Helen Dickinson, CEO of BRC, said:”The rising cost-of-living and the ongoing war in Ukraine has shaken consumer confidence, with expectations of people’s personal finances over the next 12 months reaching depths not seen since the 2008 financial crisis.
“Furthermore, households are yet to feel the full impact of the recent rise in energy prices and national insurance changes.
“There is also potential for further supply chain disruption, with China putting key manufacturing and port cities into lockdown.
“Ultimately, consumers face an enormous challenge this year, and this is likely to be reflected in retail spend in the future.”
Oil prices continued to fall as China’s Covid resurgence worsened, raising concerns about demand from the world’s biggest crude importer.
Brent Crude was trading at around $100 a barrel, while West Texas Intermediate futures slid below $94 a barrel, touching the lowest level since late February.
Virus cases continue increasing in Shanghai, and there is no clarity on when restrictions will be lifted. The flare-up has led to disruptions at ports and prompted some refiners to trim operating rates.
Oil now has given up most of the gains seen since Russia’s invasion of Ukraine in late February following a tumultuous period of trading.
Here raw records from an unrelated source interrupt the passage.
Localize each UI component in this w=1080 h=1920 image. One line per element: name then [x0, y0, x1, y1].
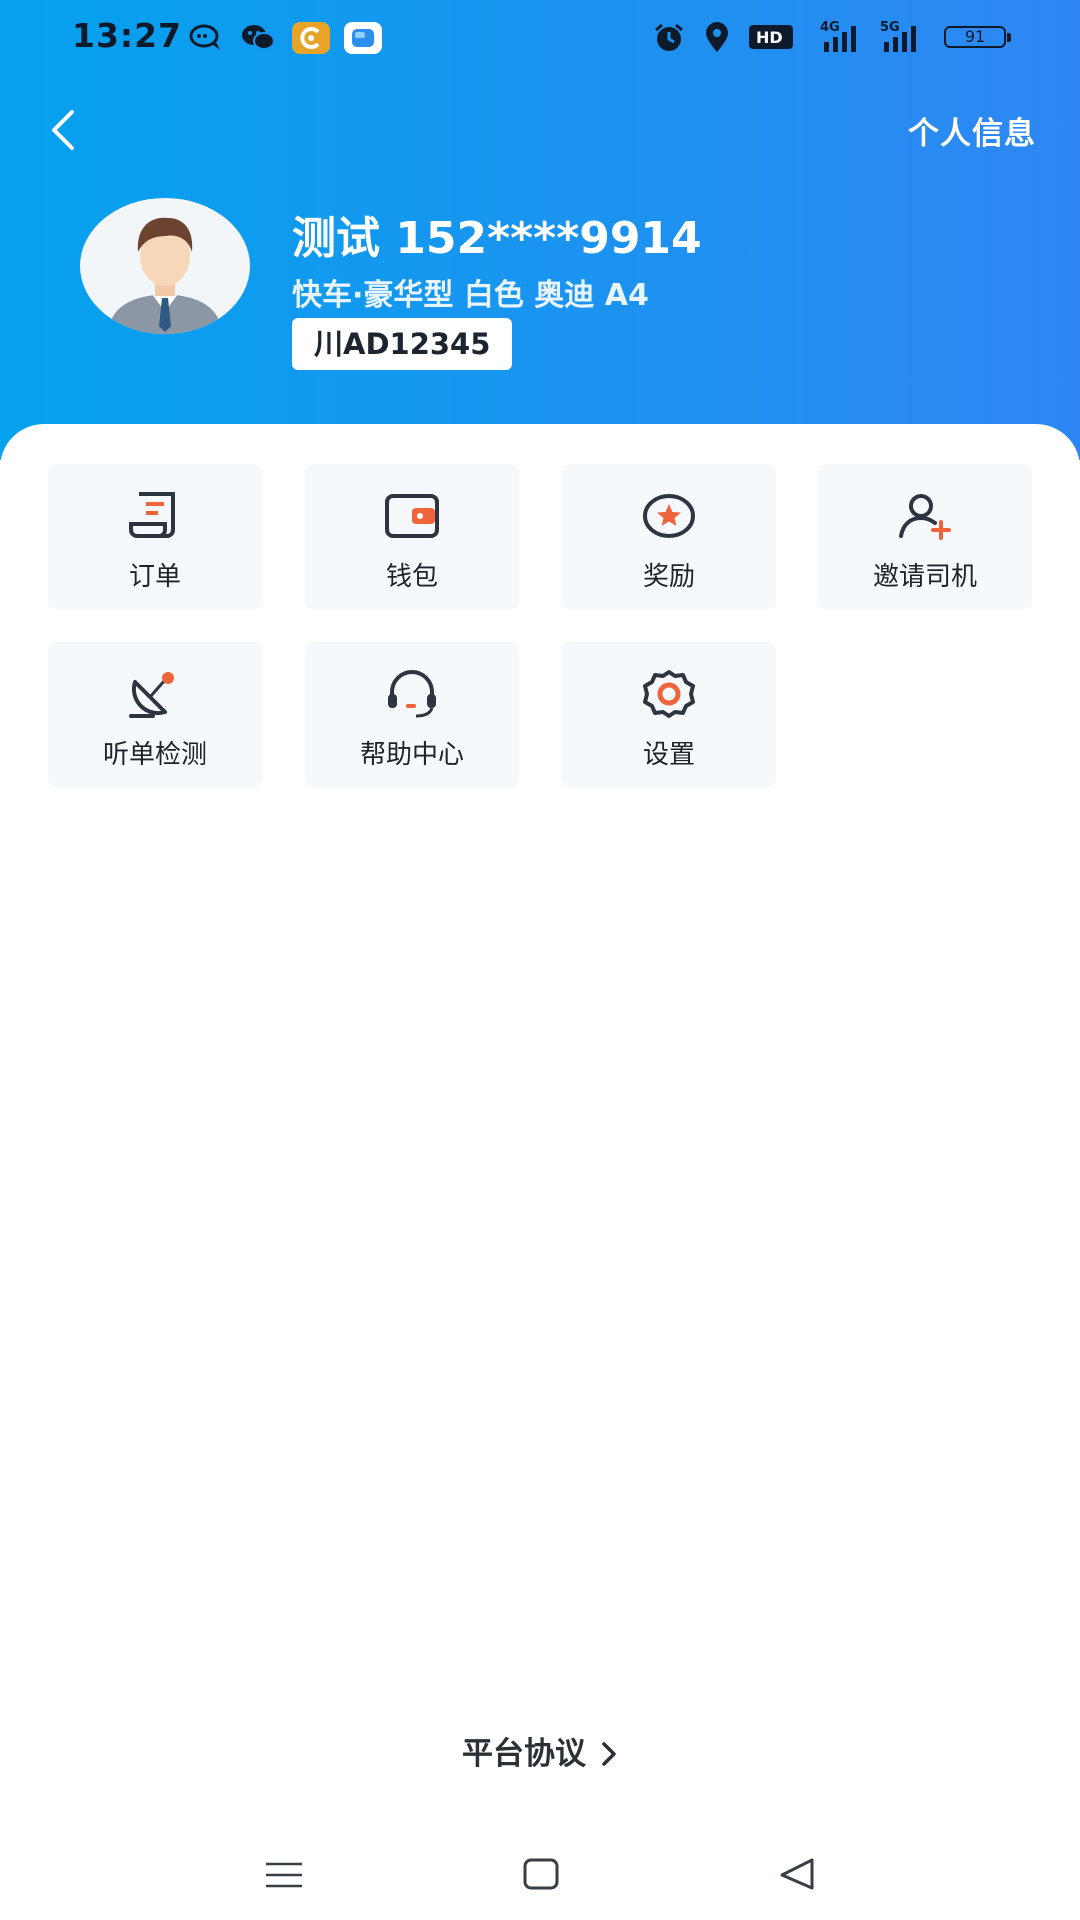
- reward-icon: [643, 494, 695, 538]
- help-center-icon: [388, 670, 436, 718]
- driver-avatar-icon: [108, 217, 222, 334]
- header-banner: 13:27 HD 4G 5G 91 个人信息 测试 152****9914 快车…: [0, 0, 1080, 460]
- back-chevron-icon[interactable]: [40, 100, 90, 160]
- platform-agreement-link[interactable]: 平台协议: [0, 1728, 1080, 1778]
- driver-name: 测试 152****9914: [292, 213, 702, 264]
- menu-item-help-center[interactable]: 帮助中心: [305, 642, 519, 787]
- status-bar: 13:27 HD 4G 5G 91: [0, 0, 1080, 80]
- app-c-icon: [292, 22, 330, 54]
- alarm-icon: [655, 23, 683, 51]
- wallet-icon: [385, 494, 439, 538]
- home-square-icon[interactable]: [511, 1850, 571, 1900]
- platform-agreement-label: 平台协议: [462, 1736, 586, 1772]
- menu-item-label: 邀请司机: [872, 562, 977, 592]
- menu-item-label: 设置: [642, 740, 695, 770]
- menu-item-label: 钱包: [385, 562, 438, 592]
- menu-item-label: 奖励: [642, 562, 695, 592]
- personal-info-link[interactable]: 个人信息: [908, 108, 1036, 153]
- menu-item-label: 订单: [128, 562, 181, 592]
- menu-item-listen-check[interactable]: 听单检测: [48, 642, 262, 787]
- back-triangle-icon[interactable]: [768, 1850, 828, 1900]
- menu-lines-icon[interactable]: [254, 1850, 314, 1900]
- menu-item-order[interactable]: 订单: [48, 464, 262, 609]
- location-icon: [706, 22, 728, 52]
- menu-item-label: 帮助中心: [359, 740, 464, 770]
- menu-panel: 订单 钱包 奖励 邀请司机 听单检测 帮助中心 设置: [0, 424, 1080, 1920]
- hd-label: HD: [756, 28, 783, 47]
- app-blue-icon: [344, 22, 382, 54]
- avatar: [80, 198, 250, 334]
- status-time: 13:27: [72, 16, 183, 55]
- wechat-icon: [242, 25, 275, 50]
- order-icon: [129, 492, 175, 538]
- message-icon: [189, 24, 220, 50]
- chevron-right-icon: [602, 1742, 616, 1766]
- vehicle-info: 快车·豪华型 白色 奥迪 A4: [292, 278, 649, 313]
- settings-icon: [643, 670, 695, 718]
- menu-item-settings[interactable]: 设置: [562, 642, 776, 787]
- signal-icon-1: [824, 26, 856, 52]
- menu-item-reward[interactable]: 奖励: [562, 464, 776, 609]
- system-navigation-bar: [0, 1840, 1080, 1920]
- invite-driver-icon: [899, 494, 951, 540]
- menu-item-wallet[interactable]: 钱包: [305, 464, 519, 609]
- battery-indicator: 91: [944, 26, 1011, 48]
- listen-check-icon: [129, 672, 174, 718]
- menu-item-invite-driver[interactable]: 邀请司机: [818, 464, 1032, 609]
- menu-item-label: 听单检测: [102, 740, 207, 770]
- license-plate-badge: 川AD12345: [292, 318, 513, 370]
- signal-icon-2: [884, 26, 916, 52]
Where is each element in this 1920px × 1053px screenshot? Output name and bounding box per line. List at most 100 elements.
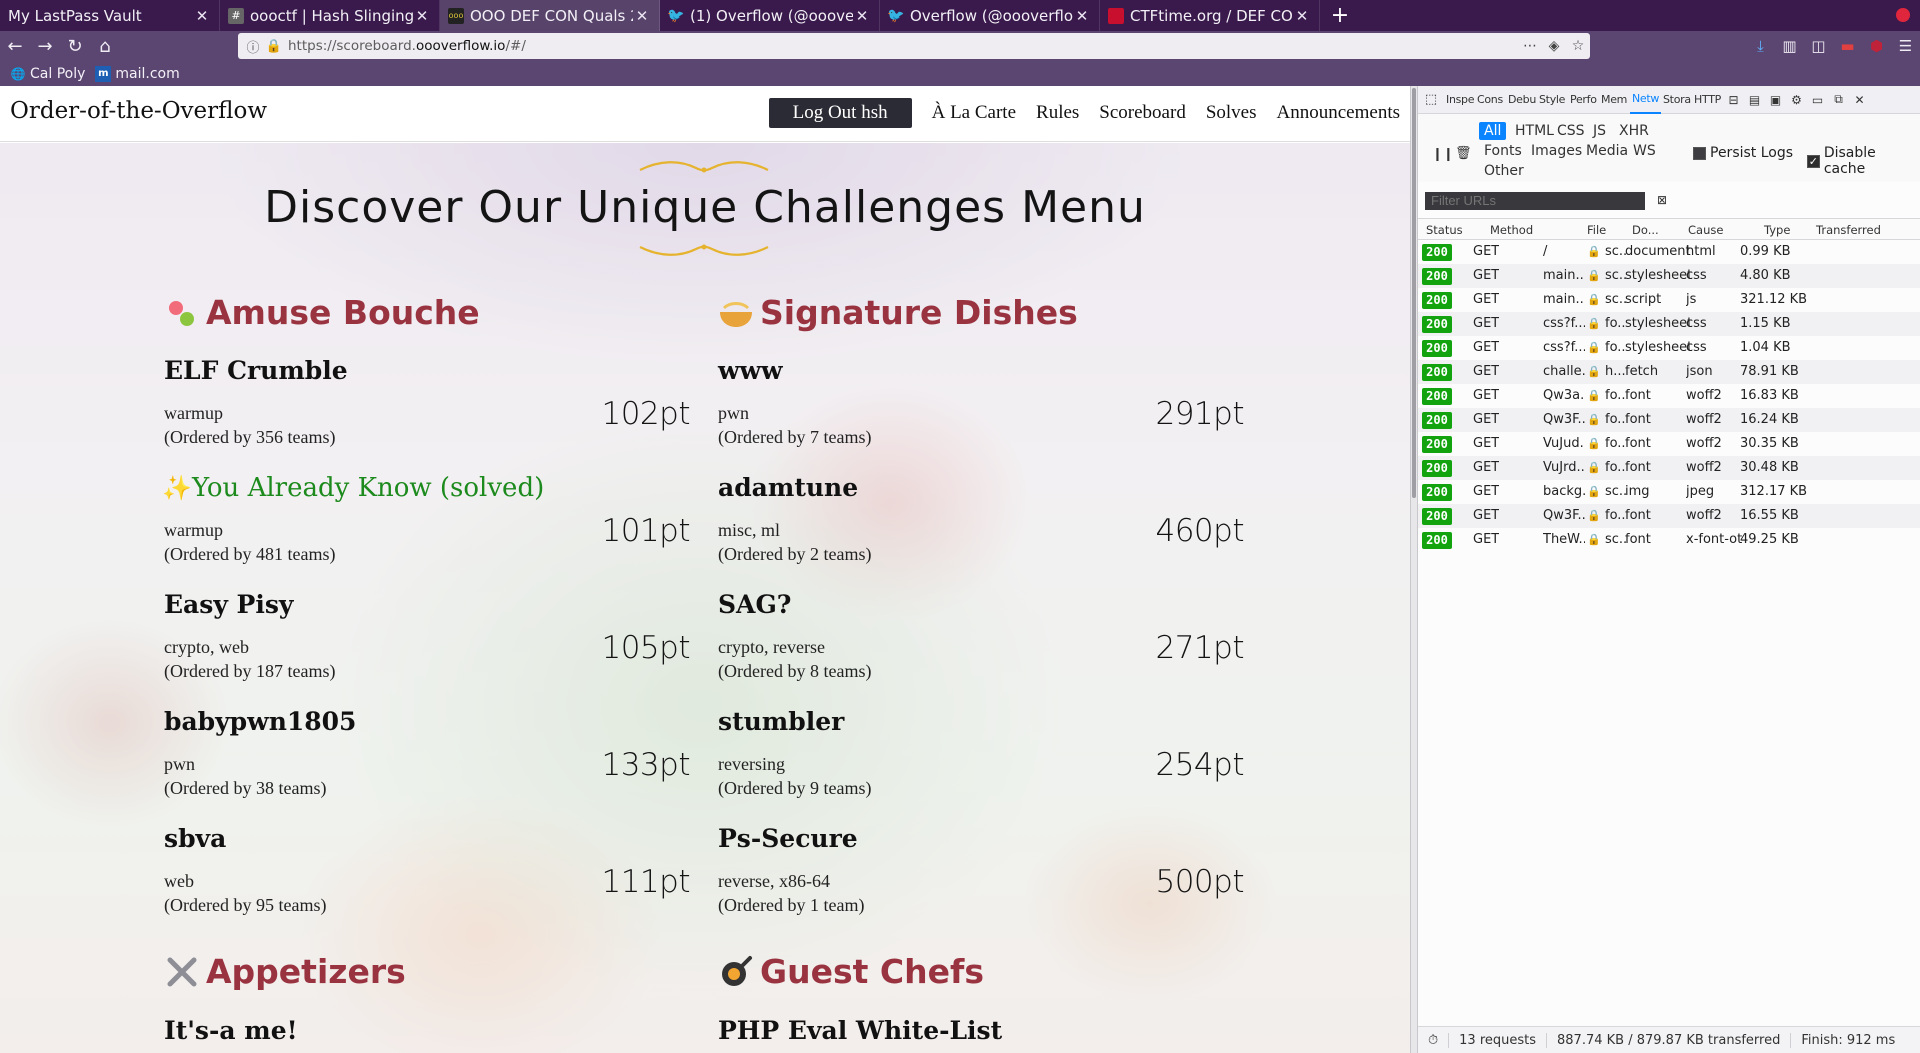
filter-media[interactable]: Media <box>1581 142 1633 160</box>
filter-urls-input[interactable] <box>1425 192 1645 210</box>
challenge-card[interactable]: SAG? crypto, reverse (Ordered by 8 teams… <box>718 590 1244 707</box>
nav-rules[interactable]: Rules <box>1036 102 1079 124</box>
reload-icon[interactable]: ↻ <box>60 31 90 61</box>
challenge-card[interactable]: ELF Crumble warmup (Ordered by 356 teams… <box>164 356 690 473</box>
challenge-card[interactable]: stumbler reversing (Ordered by 9 teams) … <box>718 707 1244 824</box>
forward-arrow-icon[interactable]: → <box>30 31 60 61</box>
tab-storage[interactable]: Stora <box>1661 93 1692 106</box>
close-icon[interactable]: ✕ <box>1849 93 1870 107</box>
challenge-name[interactable]: PHP Eval White-List <box>718 1016 1002 1045</box>
tab-inspector[interactable]: Inspe <box>1444 93 1475 106</box>
scrollbar-thumb[interactable] <box>1412 88 1416 498</box>
nav-a-la-carte[interactable]: À La Carte <box>932 102 1016 124</box>
table-row[interactable]: 200 🔒 GET Qw3F... fo...font woff2 16.55 KB <box>1418 504 1920 528</box>
table-row[interactable]: 200 🔒 GET main.... sc...stylesheetcss 4.80 KB <box>1418 264 1920 288</box>
back-arrow-icon[interactable]: ← <box>0 31 30 61</box>
trash-icon[interactable]: 🗑 <box>1455 146 1472 161</box>
table-row[interactable]: 200 🔒 GET Qw3F... fo...font woff2 16.24 KB <box>1418 408 1920 432</box>
tab-style-editor[interactable]: Style <box>1537 93 1568 106</box>
bookmark-cal-poly[interactable]: 🌐 Cal Poly <box>10 66 86 82</box>
browser-tab-oooctf[interactable]: # oooctf | Hash Slinging Sl ✕ <box>220 0 440 31</box>
pause-icon[interactable]: ❙❙ <box>1432 147 1454 162</box>
challenge-card[interactable]: babypwn1805 pwn (Ordered by 38 teams) 13… <box>164 707 690 824</box>
more-dots-icon[interactable]: ⋯ <box>1518 38 1542 54</box>
nav-scoreboard[interactable]: Scoreboard <box>1099 102 1186 124</box>
column-transferred[interactable]: Transferred <box>1816 223 1881 237</box>
table-row[interactable]: 200 🔒 GET css?f... fo...stylesheetcss 1.04 KB <box>1418 336 1920 360</box>
challenge-card[interactable]: adamtune misc, ml (Ordered by 2 teams) 4… <box>718 473 1244 590</box>
table-row[interactable]: 200 🔒 GET / sc...documenthtml 0.99 KB <box>1418 240 1920 264</box>
sidebar-icon[interactable]: ◫ <box>1804 37 1833 55</box>
logout-button[interactable]: Log Out hsh <box>768 98 912 128</box>
download-icon[interactable]: ⤓ <box>1746 37 1775 55</box>
browser-tab-lastpass[interactable]: My LastPass Vault ✕ <box>0 0 220 31</box>
challenge-card[interactable]: sbva web (Ordered by 95 teams) 111pt <box>164 824 690 941</box>
filter-xhr[interactable]: XHR <box>1614 122 1654 140</box>
filter-other[interactable]: Other <box>1479 162 1529 180</box>
pocket-icon[interactable]: ◈ <box>1542 38 1566 54</box>
column-domain[interactable]: Do... <box>1632 223 1659 237</box>
column-cause[interactable]: Cause <box>1688 223 1723 237</box>
nav-announcements[interactable]: Announcements <box>1277 102 1400 124</box>
filter-fonts[interactable]: Fonts <box>1479 142 1527 160</box>
challenge-card[interactable]: ✨ You Already Know (solved) warmup (Orde… <box>162 473 690 590</box>
table-row[interactable]: 200 🔒 GET main.... sc...script js 321.12 KB <box>1418 288 1920 312</box>
split-console-icon[interactable]: ⊟ <box>1723 93 1744 107</box>
tab-debugger[interactable]: Debu <box>1506 93 1537 106</box>
filter-css[interactable]: CSS <box>1552 122 1590 140</box>
tab-network[interactable]: Netw <box>1630 86 1661 114</box>
table-row[interactable]: 200 🔒 GET VuJrd... fo...font woff2 30.48 KB <box>1418 456 1920 480</box>
lastpass-icon[interactable]: ▬ <box>1833 37 1862 55</box>
clear-filter-icon[interactable]: ⊠ <box>1657 193 1667 207</box>
hamburger-menu-icon[interactable]: ☰ <box>1891 37 1920 55</box>
tab-close-icon[interactable]: ✕ <box>193 7 211 25</box>
tab-console[interactable]: Cons <box>1475 93 1506 106</box>
page-scrollbar[interactable] <box>1410 86 1418 1053</box>
tab-performance[interactable]: Perfo <box>1568 93 1599 106</box>
gear-icon[interactable]: ⚙ <box>1786 93 1807 107</box>
url-text[interactable]: https://scoreboard.oooverflow.io/#/ <box>284 38 1518 54</box>
ublock-icon[interactable]: ⬢ <box>1862 37 1891 55</box>
tab-memory[interactable]: Mem <box>1599 93 1630 106</box>
column-method[interactable]: Method <box>1490 223 1533 237</box>
tab-close-icon[interactable]: ✕ <box>633 7 651 25</box>
filter-images[interactable]: Images <box>1526 142 1587 160</box>
element-picker-icon[interactable]: ⬚ <box>1418 92 1444 107</box>
tab-http[interactable]: HTTP <box>1692 93 1723 106</box>
browser-tab-twitter-2[interactable]: 🐦 Overflow (@oooverflow) ✕ <box>880 0 1100 31</box>
filter-all[interactable]: All <box>1479 122 1507 140</box>
new-tab-button[interactable]: + <box>1320 0 1360 31</box>
table-row[interactable]: 200 🔒 GET VuJud... fo...font woff2 30.35 KB <box>1418 432 1920 456</box>
column-status[interactable]: Status <box>1426 223 1463 237</box>
screenshot-icon[interactable]: ▣ <box>1765 93 1786 107</box>
bookmark-star-icon[interactable]: ☆ <box>1566 38 1590 54</box>
tab-close-icon[interactable]: ✕ <box>1073 7 1091 25</box>
table-row[interactable]: 200 🔒 GET Qw3a... fo...font woff2 16.83 KB <box>1418 384 1920 408</box>
filter-ws[interactable]: WS <box>1628 142 1661 160</box>
table-row[interactable]: 200 🔒 GET challe... h...fetch json 78.91 KB <box>1418 360 1920 384</box>
performance-icon[interactable]: ⏱ <box>1418 1032 1450 1048</box>
persist-logs-checkbox[interactable]: Persist Logs <box>1693 145 1793 161</box>
filter-js[interactable]: JS <box>1588 122 1611 140</box>
tab-close-icon[interactable]: ✕ <box>1293 7 1311 25</box>
bookmark-mail[interactable]: m mail.com <box>95 65 180 82</box>
frame-select-icon[interactable]: ▤ <box>1744 93 1765 107</box>
nav-solves[interactable]: Solves <box>1206 102 1257 124</box>
tab-close-icon[interactable]: ✕ <box>853 7 871 25</box>
challenge-card[interactable]: www pwn (Ordered by 7 teams) 291pt <box>718 356 1244 473</box>
info-icon[interactable]: ⓘ <box>242 37 264 56</box>
disable-cache-checkbox[interactable]: ✓ Disable cache <box>1807 145 1920 177</box>
column-file[interactable]: File <box>1587 223 1606 237</box>
browser-tab-quals[interactable]: ooo OOO DEF CON Quals 20 ✕ <box>440 0 660 31</box>
table-row[interactable]: 200 🔒 GET backg... sc...img jpeg 312.17 KB <box>1418 480 1920 504</box>
challenge-card[interactable]: Easy Pisy crypto, web (Ordered by 187 te… <box>164 590 690 707</box>
undock-icon[interactable]: ⧉ <box>1828 92 1849 107</box>
table-row[interactable]: 200 🔒 GET css?f... fo...stylesheetcss 1.15 KB <box>1418 312 1920 336</box>
url-bar[interactable]: ⓘ 🔒 https://scoreboard.oooverflow.io/#/ … <box>238 33 1590 59</box>
challenge-name[interactable]: It's-a me! <box>164 1016 298 1045</box>
table-row[interactable]: 200 🔒 GET TheW... sc...font x-font-otf49.25 K… <box>1418 528 1920 552</box>
tab-close-icon[interactable]: ✕ <box>413 7 431 25</box>
challenge-card[interactable]: Ps-Secure reverse, x86-64 (Ordered by 1 … <box>718 824 1244 941</box>
home-icon[interactable]: ⌂ <box>90 31 120 61</box>
site-logo[interactable]: Order-of-the-Overflow <box>10 98 267 124</box>
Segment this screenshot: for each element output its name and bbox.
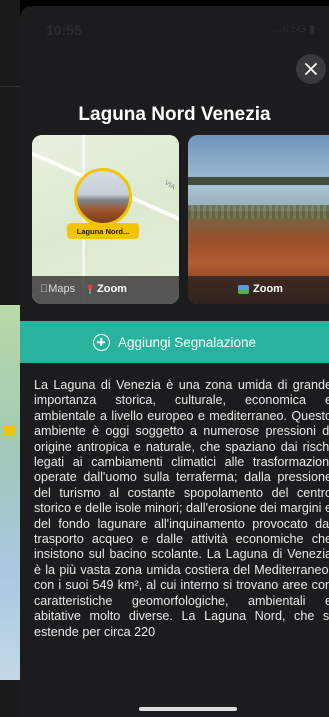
background-app xyxy=(0,0,20,717)
plus-circle-icon xyxy=(92,333,110,351)
photo-card[interactable]: Zoom xyxy=(188,135,329,304)
sheet-title: Laguna Nord Venezia xyxy=(78,104,271,125)
add-report-button[interactable]: Aggiungi Segnalazione xyxy=(20,321,329,363)
photo-card-footer: Zoom xyxy=(188,276,329,304)
background-map xyxy=(0,305,20,680)
location-pin-thumbnail xyxy=(74,168,132,226)
description-text: La Laguna di Venezia è una zona umida di… xyxy=(34,378,329,639)
home-indicator[interactable] xyxy=(139,707,237,711)
image-icon xyxy=(238,284,249,294)
map-zoom-button[interactable]: Zoom xyxy=(86,283,127,295)
map-card[interactable]: VIA Laguna Nord... Maps Zoom xyxy=(32,135,179,304)
apple-maps-logo: Maps xyxy=(40,283,75,295)
photo-grass xyxy=(188,205,329,219)
status-time: 10:55 xyxy=(46,22,82,38)
detail-sheet: 10:55 …ıl 5G ▮ Laguna Nord Venezia VIA L… xyxy=(20,6,329,717)
map-pin-icon xyxy=(87,284,93,294)
photo-zoom-button[interactable]: Zoom xyxy=(238,283,283,295)
map-zoom-label: Zoom xyxy=(97,283,127,295)
map-card-footer: Maps Zoom xyxy=(32,276,179,304)
status-indicators: …ıl 5G ▮ xyxy=(271,23,315,35)
photo-zoom-label: Zoom xyxy=(253,283,283,295)
close-button[interactable] xyxy=(296,54,326,84)
media-cards: VIA Laguna Nord... Maps Zoom xyxy=(32,135,329,306)
status-bar: 10:55 …ıl 5G ▮ xyxy=(20,6,329,46)
location-pin-label: Laguna Nord... xyxy=(67,223,139,239)
close-icon xyxy=(305,63,317,75)
background-map-marker xyxy=(3,425,15,435)
divider xyxy=(0,86,20,87)
add-report-label: Aggiungi Segnalazione xyxy=(117,334,257,350)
Wall Street stocks registered losses as the Fed continued to brace market participants for tighter monetary policy.
The Dow Jones Industrial Average was down 1.19%, while the S&P 500 was 1.69% weaker and the Nasdaq Composite saw out the session 2.18% softer.
Treasury yields were in focus throughout the session on Monday after the yield on the benchmark 10-year note exceeded 2.79%, a level not seen since January 2019.
Covid-19 related lockdowns in China and the Russia-Ukraine conflict were also drawing an amount of investor attention.